Wednesday March 1, 2000
By Dariush Sajjadi
CNN's Christiane Amanpour has recently tried to depict Iran's current political and social situation in her hour long documentary "Revolutionary Journey" which was aired by CNN on Sunday.
"Revolutionary Journey", however, portrayed Iran's present-day reformism as a movement geared merely toward meeting the youth’s passing whims and providing them with the kind of carnal pleasures they seek. Such portrayal is mainly due to the fact that Amanpour, born to an Iranian father and raised in Iran until the 1979 revolution, has failed to soundly grasp the depth and breadth of the Iranian society and its cherished ideals.
Amanpour’s "Revolutionary Journey" in essence flagrantly insulted Iran’s reformist movement. She unknowingly pictured Iran’s reformist campaigns and struggles as a movement aspiring to reach such base and mundane goals as allowing the Iranians to hold parties in which boys and girls could mingle and dance and enabling the women to bare their heads and show their tresses. And this is a blatant insult on Iran’s history, civilization, and culture.
Even though Amanpour’s documentary chronicles a part of the reality permeating Iran today, it mistakenly takes this slice of the reality to represent the entirety of Iran’s reformist movement.
This is while the reformists have been the standard bearers of a relentless struggle against the conservatives to enshrine sublime ideals such as setting up a civil society, providing citizenry rights, fostering freedom of expression and thought, and promoting reason, realism, and divine reading and interpretation of religion.
Amanpour’s documentary in essence insulted combatant men such as Abdullah Nouri and Mohsen Kadivar who landed in jail just because they opposed the conservatives for the sake of the same lofty ideals briefly outlined above.
Does Amanpour think that Nouri, Kadivar, and other vanguards of the reformist movement braved the conservatives only for the purpose of enabling the Iranians to drink alcoholic beverages, have illicit affairs, and launch night clubs and discotheques?

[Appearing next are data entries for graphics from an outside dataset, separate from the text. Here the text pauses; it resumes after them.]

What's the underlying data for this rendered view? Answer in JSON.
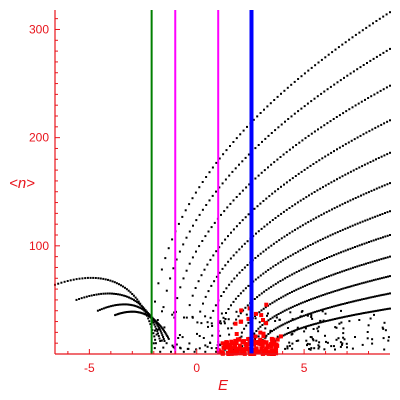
{
  "chart_data": {
    "type": "scatter",
    "xlabel": "E",
    "ylabel": "<n>",
    "xlim": [
      -6.6,
      9.0
    ],
    "ylim": [
      0,
      318
    ],
    "x_ticks": [
      {
        "value": -5,
        "label": "-5"
      },
      {
        "value": 0,
        "label": "0"
      },
      {
        "value": 5,
        "label": "5"
      }
    ],
    "y_ticks": [
      {
        "value": 100,
        "label": "100"
      },
      {
        "value": 200,
        "label": "200"
      },
      {
        "value": 300,
        "label": "300"
      }
    ],
    "grid": false,
    "colors": {
      "axis": "#e8141c",
      "points": "#000000",
      "highlight": "#ff0000",
      "green": "#008000",
      "magenta": "#ff00ff",
      "blue": "#0000ff"
    },
    "vertical_lines": [
      {
        "x": -2.1,
        "color": "#008000",
        "width": 2
      },
      {
        "x": -1.0,
        "color": "#ff00ff",
        "width": 2
      },
      {
        "x": 1.0,
        "color": "#ff00ff",
        "width": 2
      },
      {
        "x": 2.55,
        "color": "#0000ff",
        "width": 4
      }
    ],
    "upper_bands": [
      {
        "x0": -2.1,
        "y0": 2,
        "x1": 9.0,
        "y1": 316,
        "bow": 0.45
      },
      {
        "x0": -1.7,
        "y0": 2,
        "x1": 9.0,
        "y1": 282,
        "bow": 0.45
      },
      {
        "x0": -1.2,
        "y0": 2,
        "x1": 9.0,
        "y1": 248,
        "bow": 0.45
      },
      {
        "x0": -0.6,
        "y0": 2,
        "x1": 9.0,
        "y1": 216,
        "bow": 0.45
      },
      {
        "x0": -0.1,
        "y0": 2,
        "x1": 9.0,
        "y1": 186,
        "bow": 0.45
      },
      {
        "x0": 0.4,
        "y0": 2,
        "x1": 9.0,
        "y1": 158,
        "bow": 0.45
      },
      {
        "x0": 0.9,
        "y0": 2,
        "x1": 9.0,
        "y1": 132,
        "bow": 0.45
      },
      {
        "x0": 1.4,
        "y0": 2,
        "x1": 9.0,
        "y1": 110,
        "bow": 0.45
      },
      {
        "x0": 1.9,
        "y0": 2,
        "x1": 9.0,
        "y1": 90,
        "bow": 0.45
      },
      {
        "x0": 2.4,
        "y0": 2,
        "x1": 9.0,
        "y1": 72,
        "bow": 0.45
      },
      {
        "x0": 2.9,
        "y0": 2,
        "x1": 9.0,
        "y1": 56,
        "bow": 0.45
      },
      {
        "x0": 3.4,
        "y0": 2,
        "x1": 9.0,
        "y1": 42,
        "bow": 0.45
      }
    ],
    "left_arcs": [
      {
        "x0": -6.6,
        "y0": 64,
        "xp": -2.8,
        "yp": 90,
        "x1": -1.9,
        "y1": 10
      },
      {
        "x0": -5.6,
        "y0": 50,
        "xp": -2.5,
        "yp": 72,
        "x1": -1.7,
        "y1": 12
      },
      {
        "x0": -4.6,
        "y0": 40,
        "xp": -2.3,
        "yp": 60,
        "x1": -1.5,
        "y1": 12
      },
      {
        "x0": -3.8,
        "y0": 36,
        "xp": -2.2,
        "yp": 48,
        "x1": -1.3,
        "y1": 14
      }
    ],
    "low_cloud": {
      "x_min": -2.1,
      "x_max": 9.0,
      "y_min": 4,
      "y_max": 40,
      "count": 190
    },
    "red_cluster": {
      "x_min": 1.0,
      "x_max": 3.8,
      "y_min": 0,
      "y_max": 14,
      "count": 160
    },
    "red_scatter": {
      "x_min": 1.8,
      "x_max": 4.2,
      "y_min": 10,
      "y_max": 48,
      "count": 20
    }
  }
}
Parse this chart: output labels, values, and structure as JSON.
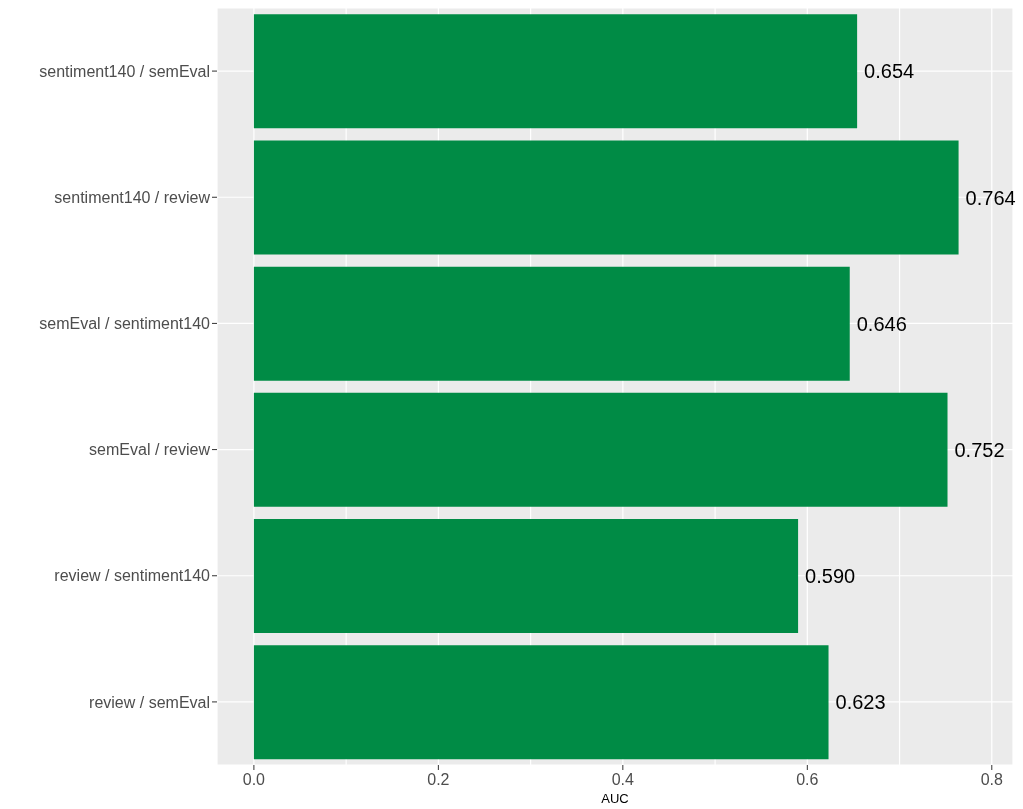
{
  "chart_data": {
    "type": "bar",
    "orientation": "horizontal",
    "xlabel": "AUC",
    "categories": [
      "sentiment140 / semEval",
      "sentiment140 / review",
      "semEval / sentiment140",
      "semEval / review",
      "review / sentiment140",
      "review / semEval"
    ],
    "values": [
      0.654,
      0.764,
      0.646,
      0.752,
      0.59,
      0.623
    ],
    "value_labels": [
      "0.654",
      "0.764",
      "0.646",
      "0.752",
      "0.590",
      "0.623"
    ],
    "color": "#008b45",
    "xlim": [
      -0.04,
      0.823
    ],
    "xticks": [
      {
        "value": 0,
        "label": "0.0"
      },
      {
        "value": 0.1,
        "label": null
      },
      {
        "value": 0.2,
        "label": "0.2"
      },
      {
        "value": 0.3,
        "label": null
      },
      {
        "value": 0.4,
        "label": "0.4"
      },
      {
        "value": 0.5,
        "label": null
      },
      {
        "value": 0.6,
        "label": "0.6"
      },
      {
        "value": 0.7,
        "label": null
      },
      {
        "value": 0.8,
        "label": "0.8"
      }
    ],
    "grid": true,
    "legend": false
  }
}
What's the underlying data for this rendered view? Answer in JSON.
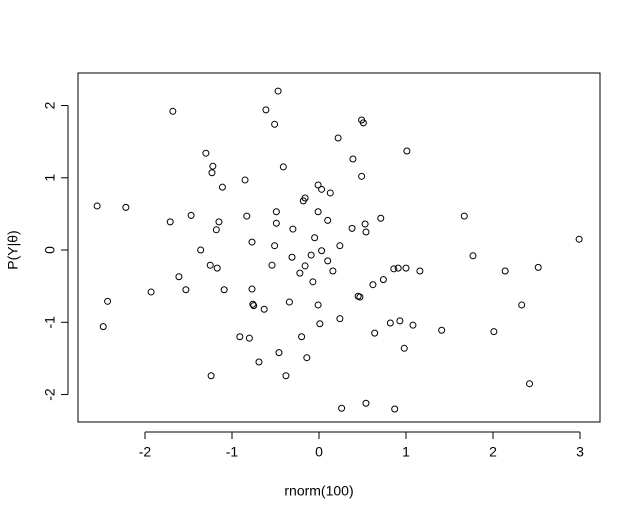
{
  "chart_data": {
    "type": "scatter",
    "x_label": "rnorm(100)",
    "y_label": "P(Y|θ)",
    "xlim": [
      -2.77,
      3.23
    ],
    "ylim": [
      -2.38,
      2.45
    ],
    "xticks": [
      -2,
      -1,
      0,
      1,
      2,
      3
    ],
    "yticks": [
      -2,
      -1,
      0,
      1,
      2
    ],
    "color": "#000000",
    "series": [
      {
        "x": [
          -2.55,
          -2.22,
          -2.43,
          -2.48,
          -1.93,
          -1.68,
          -1.71,
          -1.61,
          -1.53,
          -1.47,
          -1.36,
          -1.3,
          -1.22,
          -1.23,
          -1.11,
          -1.15,
          -1.18,
          -1.25,
          -1.17,
          -1.09,
          -1.24,
          -0.85,
          -0.83,
          -0.77,
          -0.77,
          -0.76,
          -0.75,
          -0.91,
          -0.8,
          -0.69,
          -0.63,
          -0.61,
          -0.51,
          -0.47,
          -0.41,
          -0.49,
          -0.49,
          -0.51,
          -0.54,
          -0.3,
          -0.31,
          -0.34,
          -0.46,
          -0.38,
          -0.18,
          -0.16,
          -0.22,
          -0.16,
          -0.09,
          -0.05,
          -0.07,
          -0.2,
          -0.14,
          -0.01,
          0.03,
          -0.01,
          0.03,
          -0.01,
          0.01,
          0.13,
          0.1,
          0.1,
          0.16,
          0.22,
          0.24,
          0.24,
          0.26,
          0.39,
          0.38,
          0.49,
          0.51,
          0.49,
          0.53,
          0.54,
          0.45,
          0.47,
          0.54,
          0.62,
          0.64,
          0.71,
          0.74,
          0.82,
          0.86,
          0.91,
          0.93,
          0.87,
          1.0,
          0.98,
          1.01,
          1.08,
          1.16,
          1.41,
          1.67,
          1.77,
          2.01,
          2.14,
          2.33,
          2.42,
          2.52,
          2.99
        ],
        "y": [
          0.61,
          0.59,
          -0.71,
          -1.06,
          -0.58,
          1.92,
          0.39,
          -0.37,
          -0.55,
          0.48,
          0.0,
          1.34,
          1.16,
          1.07,
          0.87,
          0.39,
          0.28,
          -0.21,
          -0.25,
          -0.55,
          -1.74,
          0.97,
          0.47,
          0.11,
          -0.54,
          -0.75,
          -0.77,
          -1.2,
          -1.22,
          -1.55,
          -0.82,
          1.94,
          1.74,
          2.2,
          1.15,
          0.53,
          0.37,
          0.06,
          -0.21,
          0.29,
          -0.1,
          -0.72,
          -1.42,
          -1.74,
          0.68,
          0.72,
          -0.32,
          -0.22,
          -0.07,
          0.17,
          -0.44,
          -1.2,
          -1.49,
          0.9,
          0.84,
          0.53,
          -0.01,
          -0.76,
          -1.02,
          0.79,
          0.41,
          -0.15,
          -0.29,
          1.55,
          0.06,
          -0.95,
          -2.19,
          1.26,
          0.3,
          1.8,
          1.76,
          1.02,
          0.36,
          0.25,
          -0.64,
          -0.65,
          -2.12,
          -0.48,
          -1.15,
          0.44,
          -0.41,
          -1.01,
          -0.26,
          -0.25,
          -0.98,
          -2.2,
          -0.25,
          -1.36,
          1.37,
          -1.04,
          -0.29,
          -1.11,
          0.47,
          -0.08,
          -1.13,
          -0.29,
          -0.76,
          -1.85,
          -0.24,
          0.15
        ]
      }
    ]
  }
}
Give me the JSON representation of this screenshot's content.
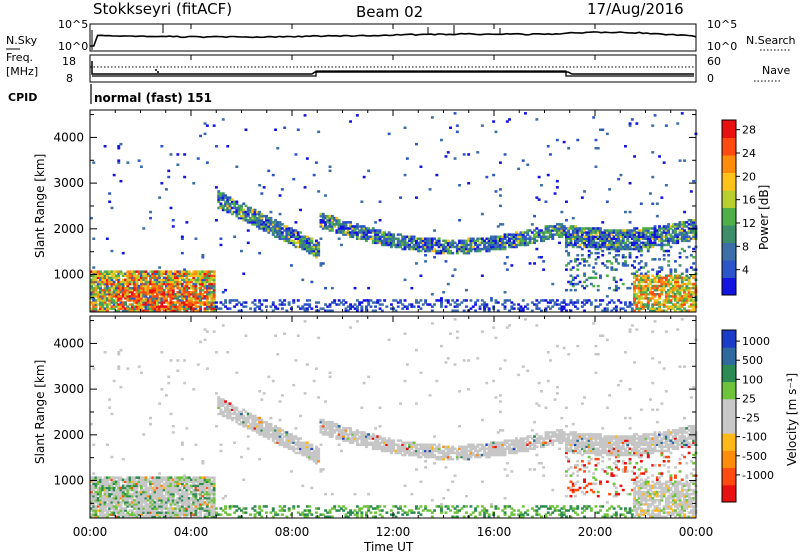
{
  "header": {
    "station": "Stokkseyri (fitACF)",
    "beam": "Beam 02",
    "date": "17/Aug/2016"
  },
  "status_panel": {
    "nsky_label": "N.Sky",
    "nsky_ticks": [
      "10^5",
      "10^0"
    ],
    "nsearch_label": "N.Search",
    "nsearch_ticks": [
      "10^5",
      "10^0"
    ],
    "freq_label_1": "Freq.",
    "freq_label_2": "[MHz]",
    "freq_ticks": [
      "18",
      "8"
    ],
    "nave_label": "Nave",
    "nave_ticks": [
      "60",
      "0"
    ],
    "cpid_label": "CPID",
    "cpid_value": "normal (fast) 151"
  },
  "chart_data": [
    {
      "type": "heatmap",
      "name": "power",
      "ylabel": "Slant Range [km]",
      "y_ticks": [
        "1000",
        "2000",
        "3000",
        "4000"
      ],
      "ylim": [
        180,
        4600
      ],
      "xlim": [
        0,
        24
      ],
      "colorbar_label": "Power [dB]",
      "colorbar_ticks": [
        "4",
        "8",
        "12",
        "16",
        "20",
        "24",
        "28"
      ],
      "colorbar_colors": [
        "#1414e0",
        "#2b55c8",
        "#3c6ea8",
        "#3d8c6a",
        "#4fb04a",
        "#b8cf2e",
        "#ffc21a",
        "#ff8c0a",
        "#ff4a12",
        "#e81010"
      ],
      "echo_regions": [
        {
          "t_start": 0.0,
          "t_end": 4.9,
          "r_start": 200,
          "r_end": 1050,
          "level": "high"
        },
        {
          "t_start": 5.0,
          "t_end": 9.0,
          "r_start": 1300,
          "r_end": 2700,
          "level": "low"
        },
        {
          "t_start": 9.0,
          "t_end": 18.8,
          "r_start": 1450,
          "r_end": 2400,
          "level": "low"
        },
        {
          "t_start": 18.8,
          "t_end": 24.0,
          "r_start": 300,
          "r_end": 2100,
          "level": "mixed"
        }
      ]
    },
    {
      "type": "heatmap",
      "name": "velocity",
      "ylabel": "Slant Range [km]",
      "y_ticks": [
        "1000",
        "2000",
        "3000",
        "4000"
      ],
      "ylim": [
        180,
        4600
      ],
      "xlim": [
        0,
        24
      ],
      "colorbar_label": "Velocity [m s⁻¹]",
      "colorbar_ticks": [
        "1000",
        "500",
        "100",
        "25",
        "-25",
        "-100",
        "-500",
        "-1000"
      ],
      "colorbar_colors": [
        "#1a3cc8",
        "#2f6a9e",
        "#2d8a52",
        "#6fc23c",
        "#c8c8c8",
        "#c8c8c8",
        "#ffb81a",
        "#ff8c0a",
        "#ff4a12",
        "#e81010"
      ],
      "ground_scatter_color": "#c6c6c6"
    }
  ],
  "x_ticks": [
    "00:00",
    "04:00",
    "08:00",
    "12:00",
    "16:00",
    "20:00",
    "00:00"
  ],
  "xlabel": "Time UT"
}
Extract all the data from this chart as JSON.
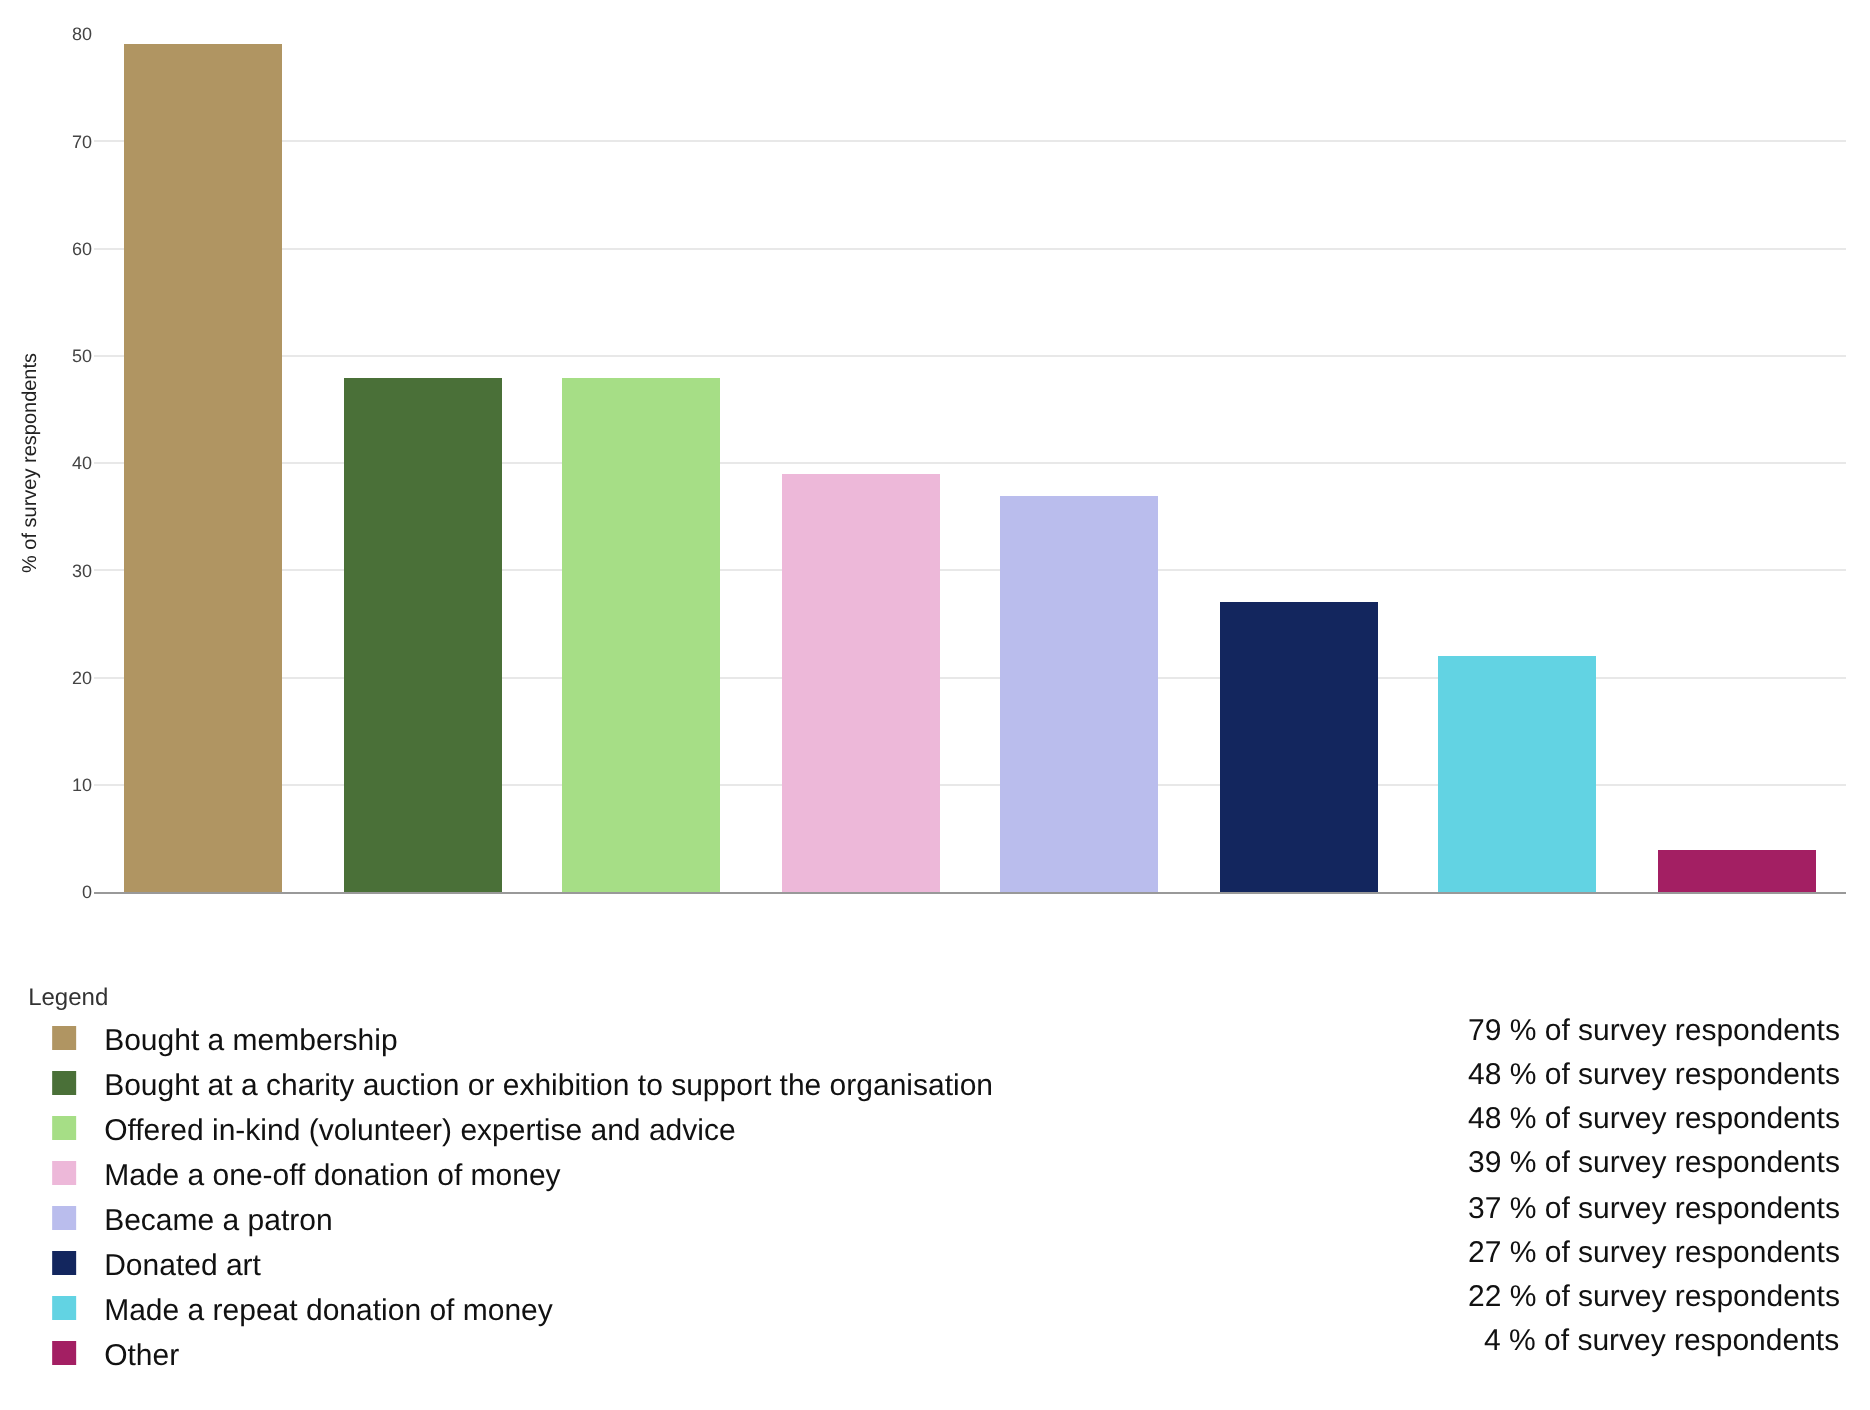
{
  "chart_data": {
    "type": "bar",
    "ylabel": "% of survey respondents",
    "legend_title": "Legend",
    "legend": "bottom",
    "grid": "y",
    "tick_labels": "y",
    "categories": [
      null,
      null,
      null,
      null,
      null,
      null,
      null,
      null
    ],
    "series": [
      {
        "name": "Bought a membership",
        "color": "#b09562",
        "values": [
          79,
          null,
          null,
          null,
          null,
          null,
          null,
          null
        ]
      },
      {
        "name": "Bought at a charity auction or exhibition to support the organisation",
        "color": "#4a7038",
        "values": [
          null,
          48,
          null,
          null,
          null,
          null,
          null,
          null
        ]
      },
      {
        "name": "Offered in-kind (volunteer) expertise and advice",
        "color": "#a6de86",
        "values": [
          null,
          null,
          48,
          null,
          null,
          null,
          null,
          null
        ]
      },
      {
        "name": "Made a one-off donation of money",
        "color": "#edb8d9",
        "values": [
          null,
          null,
          null,
          39,
          null,
          null,
          null,
          null
        ]
      },
      {
        "name": "Became a patron",
        "color": "#babded",
        "values": [
          null,
          null,
          null,
          null,
          37,
          null,
          null,
          null
        ]
      },
      {
        "name": "Donated art",
        "color": "#13265e",
        "values": [
          null,
          null,
          null,
          null,
          null,
          27,
          null,
          null
        ]
      },
      {
        "name": "Made a repeat donation of money",
        "color": "#62d3e3",
        "values": [
          null,
          null,
          null,
          null,
          null,
          null,
          22,
          null
        ]
      },
      {
        "name": "Other",
        "color": "#a31f63",
        "values": [
          null,
          null,
          null,
          null,
          null,
          null,
          null,
          4
        ]
      }
    ],
    "annotations": [
      "79 % of survey respondents",
      "48 % of survey respondents",
      "48 % of survey respondents",
      "39 % of survey respondents",
      "37 % of survey respondents",
      "27 % of survey respondents",
      "22 % of survey respondents",
      "4 % of survey respondents"
    ],
    "ylim": [
      0,
      80
    ],
    "yticks": [
      0,
      10,
      20,
      30,
      40,
      50,
      60,
      70,
      80
    ]
  }
}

Over the past two years, the Iranian reformist movement has paid a heavy price for its sublime ideals: tens of reformist papers were closed down; an interior minister was impeached; students were brutally beaten at the dorms. But "Revolutionary Journey" showed a different picture: The reformist struggles of the past two years were presented as culminating in night parties held by a segment of the Iranian youth.
A word with Amanpour: If "Revolutionary Journey" was meant, as a good will gesture, to offer a "modern" picture of Iran under President Khatami to James Rubin and his colleagues to improve Tehran-Washington ties, it would be more apt to delineate the reality dominating Iran, not a make-over version of the reality.
Rest assured that President Khatami is also making effort to present the world public opinion with a true picture of Iran, its values, principles, and ideals. The most propitious way for Iran and the US to reach an understanding is, therefore, for the White House to recognize the essence and reality of Iran’s Islamic Revolution, a naked reality which the Iranian officials can surely defend.
The Iranian youth’s excessive eagerness for romantic pleasures and excitements is an undeniable reality, a situation that has become more aggravated and malignant as the youth were deprived of legitimate ways of asserting themselves over the last two decades.
But to introduce Iran’s reformist movement as a mechanism to offer sensual gratification to the youth is totally erroneous, just as it is a blunder for the West to take the reformists’ recent parliamentary poll victory as the end of the Islamic Revolution!, a blunder springing from the West’s historical aversion toward religious rule due to the experiences of the scholastic age and the medieval rule of the Church and due to its unawareness of Iran’s developments.
The West makes wishful analysis of Iranian developments. This is precisely the reason why the West has failed to grasp the reality of the deep-seated religious sentiments among the Iranians, sentiments that enable any development in the country to gain meaning within the context of religious thought.
But the West simplistically attempts to draw a parallel between the reformists’ victory in Iran and Chamorro’s victory over Daniel Ortega and the Sandinista rule during the Nicaraguan socialist movement of the 1980s!